Peer-Gynt-Suite Nr. 1 op. 46

Sätze

  • Morgenstimmung, Allegretto pastorale

  • Ases Tod, Andante doloroso

  • Anitras Tanz, Tempo di Mazurka

  • In der Halle des Bergkönigs

Dauer

15 Min.

Es ist eine bunte, abenteuerliche und märchenhafte Welt, in die Henrik Ibsen seine Leserschaft mit dem Drama «Peer Gynt» entführt. Zunächst als «Lesedrama» konzipiert, schildert «Peer Gynt» die Lebensgeschichte eines fantasiebegabten Bauernsohns, der der Enge seiner Herkunft zu entkommen trachtet, sich in Liebes- und Entführungsabenteuer stürzt, dann aber in die Welt zieht und in Marokko durch Sklavenhandel reich wird. Betrügereien seiner Geschäftspartner versetzen ihn bald wieder in die Armut; alt und mittellos kehrt Peer Gynt in seine Heimat zurück, wo er aber durch die Liebe seiner Jugendfreundin Solvejg, die ihm durch all die Jahre die Treue gehalten hat, aufgefangen wird.

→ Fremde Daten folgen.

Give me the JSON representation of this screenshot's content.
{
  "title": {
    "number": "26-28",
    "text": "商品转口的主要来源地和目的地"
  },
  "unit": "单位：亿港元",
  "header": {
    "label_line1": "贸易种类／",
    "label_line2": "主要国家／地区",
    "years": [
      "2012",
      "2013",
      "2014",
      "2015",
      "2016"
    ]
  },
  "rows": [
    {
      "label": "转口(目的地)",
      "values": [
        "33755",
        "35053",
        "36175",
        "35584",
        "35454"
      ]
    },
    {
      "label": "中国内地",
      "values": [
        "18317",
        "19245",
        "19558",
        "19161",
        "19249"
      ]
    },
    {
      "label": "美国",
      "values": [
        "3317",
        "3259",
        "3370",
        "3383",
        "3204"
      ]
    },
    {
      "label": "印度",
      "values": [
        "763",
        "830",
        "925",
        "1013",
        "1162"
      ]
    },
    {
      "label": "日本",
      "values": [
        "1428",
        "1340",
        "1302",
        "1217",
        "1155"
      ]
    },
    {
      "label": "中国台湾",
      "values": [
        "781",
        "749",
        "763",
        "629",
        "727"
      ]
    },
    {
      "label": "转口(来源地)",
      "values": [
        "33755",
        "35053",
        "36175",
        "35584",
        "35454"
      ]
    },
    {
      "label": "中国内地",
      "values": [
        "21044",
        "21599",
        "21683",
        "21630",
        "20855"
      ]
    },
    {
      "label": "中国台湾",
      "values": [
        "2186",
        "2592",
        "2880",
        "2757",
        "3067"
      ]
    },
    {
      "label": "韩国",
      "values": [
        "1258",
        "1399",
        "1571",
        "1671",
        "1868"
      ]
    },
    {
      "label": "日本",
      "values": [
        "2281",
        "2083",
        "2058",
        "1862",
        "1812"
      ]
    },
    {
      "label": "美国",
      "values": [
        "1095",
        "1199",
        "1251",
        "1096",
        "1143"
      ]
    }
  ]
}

Ibsens «Peer Gynt» erweist sich als sehr erfolgreich, und so beschließt der Dichter, das Werk als Bühnendrama auszuführen und es auch mit Musik zu versehen, was im Theater dieser Zeit durchaus üblich ist. Seine Wahl fällt auf Edvard Grieg, der sich in der Musikwelt bereits einen Namen gemacht hat, und Ibsen schlägt ihm in einem ausführlichen Brief vom 23. Jänner 1875 nicht nur vor, die Musik zu «Peer Gynt» zu komponieren, sondern hat bereits sehr genaue Vorstellungen, an welchen Stellen Musik welcher Art erklingen solle. Grieg nimmt den Vorschlag sofort an, und so entsteht eine umfangreiche Bühnenmusik von insgesamt 26 Nummern; in dieser Mischung von Theaterspiel und Musik wird «Peer Gynt» am 24. Februar 1876 in Christiania – heute Oslo – uraufgeführt.

Grieg zweifelt allerdings an der Aussicht auf eine europaweite Verbreitung des gemeinsamen Werks, und daher beschließt er 1888, einzelne Sätze aus dem dramatischen Kontext zu lösen und zu einer Orchestersuite zusammenzustellen. Mit Bedacht wählt er besonders «griffige», vom Publikum akklamierte Nummern: Auf die «Morgenstimmung», die wohl zum populärsten Werk Griegs überhaupt geworden ist, folgen «Ases Tod», «Anitras Tanz» und «In der Halle des Bergkönigs». Diese Abfolge hat mit der Position der Nummern in der ursprünglichen Schauspielmusik nichts zu tun; so erklingt etwa die «Morgenstimmung» im Drama erst im Schlussteil, der die Läuterung des alt gewordenen Peer Gynt thematisiert. Grieg lässt sich bei der Konzeption der Suite offensichtlich bloß vom Prinzip der musikalischen Dramaturgie leiten, und der Erfolg gibt ihm recht.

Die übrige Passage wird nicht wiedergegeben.